Zum anderen geht es darum, auf Grundlage der Analyse der Öffentlichkeitskommunikation Bewegungen zu untersuchen, ob die darin vertretenen programmatischen Positionen noch verfassungskonform sind, oder bereits – systematisch – als rassistische Diskursmuster zu kategorisieren sind, die nicht (mehr) mit den Grundsätzen einer freiheitlich-liberalen Gesellschaftsordnung und der politischen Kultur einer „liberalen Gesellschaftsordnung“ zu vereinbaren sind.

Literatur
Bundesministerium des Inneren, für Bau und Heimat: Parteiverbot. URL: https://www.bmi.bund.de/DE/themen/verfassung/parteienrecht/parteiverbot/parteiverbot-node.html. Zugriff: 12.9.2020
Hafez (2017): A Complicated Relationship. Right-Wing Populism, Media Representation and Journalism Theory. In: Global Media Journal - German Edition 7(2).

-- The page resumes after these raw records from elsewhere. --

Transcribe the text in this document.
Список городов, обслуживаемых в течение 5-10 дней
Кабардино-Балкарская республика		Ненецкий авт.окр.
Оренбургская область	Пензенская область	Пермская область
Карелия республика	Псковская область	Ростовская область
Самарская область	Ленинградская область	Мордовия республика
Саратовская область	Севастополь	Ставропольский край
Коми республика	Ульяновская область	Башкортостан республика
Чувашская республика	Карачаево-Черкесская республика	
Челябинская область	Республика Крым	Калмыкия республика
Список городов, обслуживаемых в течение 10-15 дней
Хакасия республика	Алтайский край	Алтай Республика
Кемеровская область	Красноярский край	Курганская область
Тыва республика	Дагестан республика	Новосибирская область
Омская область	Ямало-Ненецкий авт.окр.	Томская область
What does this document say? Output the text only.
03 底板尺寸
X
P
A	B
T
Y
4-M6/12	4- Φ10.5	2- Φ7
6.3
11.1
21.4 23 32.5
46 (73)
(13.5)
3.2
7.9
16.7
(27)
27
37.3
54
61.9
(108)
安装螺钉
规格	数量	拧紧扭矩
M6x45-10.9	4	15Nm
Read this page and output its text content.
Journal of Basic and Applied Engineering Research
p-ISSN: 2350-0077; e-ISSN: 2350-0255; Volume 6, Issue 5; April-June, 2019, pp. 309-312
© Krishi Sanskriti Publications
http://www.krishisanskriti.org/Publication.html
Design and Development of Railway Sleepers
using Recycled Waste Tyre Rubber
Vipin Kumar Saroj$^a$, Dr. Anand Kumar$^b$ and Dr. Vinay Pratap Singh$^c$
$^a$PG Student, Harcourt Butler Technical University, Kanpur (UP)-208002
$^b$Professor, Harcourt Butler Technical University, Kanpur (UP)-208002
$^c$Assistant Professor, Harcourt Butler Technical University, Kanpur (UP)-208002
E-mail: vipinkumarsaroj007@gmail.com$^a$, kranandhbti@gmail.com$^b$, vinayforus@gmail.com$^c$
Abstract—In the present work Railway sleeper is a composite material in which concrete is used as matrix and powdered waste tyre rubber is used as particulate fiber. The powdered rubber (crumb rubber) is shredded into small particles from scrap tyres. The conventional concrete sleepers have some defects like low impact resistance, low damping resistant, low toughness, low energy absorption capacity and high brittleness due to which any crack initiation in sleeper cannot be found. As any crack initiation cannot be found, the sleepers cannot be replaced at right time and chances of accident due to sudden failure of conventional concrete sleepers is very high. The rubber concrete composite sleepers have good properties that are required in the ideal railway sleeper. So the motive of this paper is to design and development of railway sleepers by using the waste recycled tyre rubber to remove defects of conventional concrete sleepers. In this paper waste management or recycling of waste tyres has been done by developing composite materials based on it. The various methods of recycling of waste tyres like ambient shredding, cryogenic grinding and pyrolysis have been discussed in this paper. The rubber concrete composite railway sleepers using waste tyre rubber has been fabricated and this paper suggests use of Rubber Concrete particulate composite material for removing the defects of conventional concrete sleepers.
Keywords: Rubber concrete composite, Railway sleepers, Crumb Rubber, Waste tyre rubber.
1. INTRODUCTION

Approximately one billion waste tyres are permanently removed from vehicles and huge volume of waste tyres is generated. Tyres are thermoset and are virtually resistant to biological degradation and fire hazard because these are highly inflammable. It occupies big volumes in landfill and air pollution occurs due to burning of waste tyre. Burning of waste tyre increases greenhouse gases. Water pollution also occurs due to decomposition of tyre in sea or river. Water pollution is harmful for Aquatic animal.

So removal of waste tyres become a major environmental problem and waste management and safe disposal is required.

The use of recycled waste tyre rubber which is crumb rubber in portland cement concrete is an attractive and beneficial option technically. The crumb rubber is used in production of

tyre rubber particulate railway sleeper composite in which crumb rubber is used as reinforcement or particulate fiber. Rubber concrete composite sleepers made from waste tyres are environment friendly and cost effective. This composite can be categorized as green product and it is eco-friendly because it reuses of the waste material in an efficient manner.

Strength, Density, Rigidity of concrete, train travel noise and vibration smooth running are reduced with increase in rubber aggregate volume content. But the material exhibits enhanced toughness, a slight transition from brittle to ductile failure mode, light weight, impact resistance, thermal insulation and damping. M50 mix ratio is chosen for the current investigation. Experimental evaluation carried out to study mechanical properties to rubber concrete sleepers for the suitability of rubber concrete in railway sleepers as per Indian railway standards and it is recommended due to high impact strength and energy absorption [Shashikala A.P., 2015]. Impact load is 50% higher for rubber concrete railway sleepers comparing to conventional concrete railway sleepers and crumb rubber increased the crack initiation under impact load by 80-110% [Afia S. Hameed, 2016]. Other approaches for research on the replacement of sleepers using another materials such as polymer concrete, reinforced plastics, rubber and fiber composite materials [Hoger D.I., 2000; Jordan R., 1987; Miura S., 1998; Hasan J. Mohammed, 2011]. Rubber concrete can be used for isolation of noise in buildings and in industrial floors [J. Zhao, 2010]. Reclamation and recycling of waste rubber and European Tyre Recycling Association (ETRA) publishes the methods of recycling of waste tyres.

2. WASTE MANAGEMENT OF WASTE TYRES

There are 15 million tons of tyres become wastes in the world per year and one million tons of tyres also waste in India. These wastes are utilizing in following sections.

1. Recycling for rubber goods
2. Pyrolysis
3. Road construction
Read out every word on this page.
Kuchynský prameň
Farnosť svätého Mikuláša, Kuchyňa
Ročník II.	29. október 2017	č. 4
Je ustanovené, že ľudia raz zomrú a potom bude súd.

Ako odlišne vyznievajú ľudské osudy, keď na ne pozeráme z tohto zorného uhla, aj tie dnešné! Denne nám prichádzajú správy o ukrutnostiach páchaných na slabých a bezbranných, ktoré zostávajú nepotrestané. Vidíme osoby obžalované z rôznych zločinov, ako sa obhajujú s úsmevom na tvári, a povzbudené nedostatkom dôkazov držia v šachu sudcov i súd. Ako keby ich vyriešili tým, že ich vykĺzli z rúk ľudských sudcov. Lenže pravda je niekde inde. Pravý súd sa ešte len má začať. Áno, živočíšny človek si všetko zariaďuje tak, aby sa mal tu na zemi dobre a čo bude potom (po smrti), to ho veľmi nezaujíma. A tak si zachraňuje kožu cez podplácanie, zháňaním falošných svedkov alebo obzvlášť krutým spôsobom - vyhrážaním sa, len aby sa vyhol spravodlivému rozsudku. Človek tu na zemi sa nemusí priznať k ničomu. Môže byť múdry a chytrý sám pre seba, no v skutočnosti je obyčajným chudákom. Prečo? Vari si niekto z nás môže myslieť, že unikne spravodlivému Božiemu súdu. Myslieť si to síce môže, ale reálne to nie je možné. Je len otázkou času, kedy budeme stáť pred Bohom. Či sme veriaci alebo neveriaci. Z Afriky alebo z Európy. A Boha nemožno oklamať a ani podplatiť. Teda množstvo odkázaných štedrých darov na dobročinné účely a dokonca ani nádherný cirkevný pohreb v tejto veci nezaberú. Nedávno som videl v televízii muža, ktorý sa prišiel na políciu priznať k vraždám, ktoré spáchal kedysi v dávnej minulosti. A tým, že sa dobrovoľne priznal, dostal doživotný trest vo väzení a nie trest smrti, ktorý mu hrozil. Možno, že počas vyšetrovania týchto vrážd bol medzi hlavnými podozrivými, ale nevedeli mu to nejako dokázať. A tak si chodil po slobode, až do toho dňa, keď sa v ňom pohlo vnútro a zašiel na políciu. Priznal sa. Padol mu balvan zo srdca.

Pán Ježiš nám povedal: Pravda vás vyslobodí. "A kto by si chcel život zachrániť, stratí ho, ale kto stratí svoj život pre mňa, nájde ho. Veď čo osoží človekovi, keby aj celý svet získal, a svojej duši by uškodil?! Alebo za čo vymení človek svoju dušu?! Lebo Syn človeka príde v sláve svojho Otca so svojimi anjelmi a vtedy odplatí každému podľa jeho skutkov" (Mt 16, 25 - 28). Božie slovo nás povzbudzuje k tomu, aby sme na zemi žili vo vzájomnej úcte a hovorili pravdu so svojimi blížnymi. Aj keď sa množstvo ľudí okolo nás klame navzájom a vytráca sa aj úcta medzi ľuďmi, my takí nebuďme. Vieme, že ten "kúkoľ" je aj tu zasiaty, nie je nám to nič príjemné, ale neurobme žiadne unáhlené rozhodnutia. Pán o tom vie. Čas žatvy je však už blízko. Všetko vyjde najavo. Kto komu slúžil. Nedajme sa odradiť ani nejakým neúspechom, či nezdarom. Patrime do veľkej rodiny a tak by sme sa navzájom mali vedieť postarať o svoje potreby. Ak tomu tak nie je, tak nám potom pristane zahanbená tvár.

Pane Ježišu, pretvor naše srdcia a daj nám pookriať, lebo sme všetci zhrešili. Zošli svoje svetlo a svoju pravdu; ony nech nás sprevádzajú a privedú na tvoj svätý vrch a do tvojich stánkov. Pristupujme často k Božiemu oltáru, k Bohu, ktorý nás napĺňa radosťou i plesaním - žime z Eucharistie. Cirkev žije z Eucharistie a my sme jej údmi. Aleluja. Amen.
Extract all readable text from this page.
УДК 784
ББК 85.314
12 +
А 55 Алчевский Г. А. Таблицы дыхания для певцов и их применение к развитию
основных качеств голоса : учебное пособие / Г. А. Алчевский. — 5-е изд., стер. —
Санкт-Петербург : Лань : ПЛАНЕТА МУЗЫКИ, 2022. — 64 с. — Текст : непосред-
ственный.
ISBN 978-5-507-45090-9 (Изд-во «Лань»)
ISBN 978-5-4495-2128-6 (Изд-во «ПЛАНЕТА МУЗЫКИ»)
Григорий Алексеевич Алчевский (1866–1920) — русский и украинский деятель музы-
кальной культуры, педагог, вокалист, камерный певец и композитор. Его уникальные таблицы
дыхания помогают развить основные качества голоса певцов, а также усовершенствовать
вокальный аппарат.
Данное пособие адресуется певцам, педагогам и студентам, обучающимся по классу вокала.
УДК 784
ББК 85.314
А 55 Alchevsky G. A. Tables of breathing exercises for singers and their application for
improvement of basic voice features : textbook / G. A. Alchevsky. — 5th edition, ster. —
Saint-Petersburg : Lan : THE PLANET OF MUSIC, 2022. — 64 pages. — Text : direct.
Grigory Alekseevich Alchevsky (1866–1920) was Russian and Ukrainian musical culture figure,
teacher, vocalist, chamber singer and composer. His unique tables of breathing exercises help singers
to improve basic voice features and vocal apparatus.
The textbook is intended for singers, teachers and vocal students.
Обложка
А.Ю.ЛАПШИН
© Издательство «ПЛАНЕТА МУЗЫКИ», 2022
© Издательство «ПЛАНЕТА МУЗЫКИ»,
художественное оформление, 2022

Meister, Andre/Biselli, Anna/Reuter, Markus (2019): Wir veröffentlichen das Verfassungsschutz-Gutachten zur AfD. URL:
https://netzpolitik.org/2019/wir-veroeffentlichen-das-verfassungsschutz-gutachten-zur-afd/. Zugriff: 25.8.2020.
Niedermayer, Oskar (2004): Wahlerfolge ethnozentristisch-autoritärer Parteien in Deutschland. In: Braun, Stephan, Hörsch, Daniel (Hg.): Rechte Netzwerke - eine Gefahr. Wiesbaden: 57–65.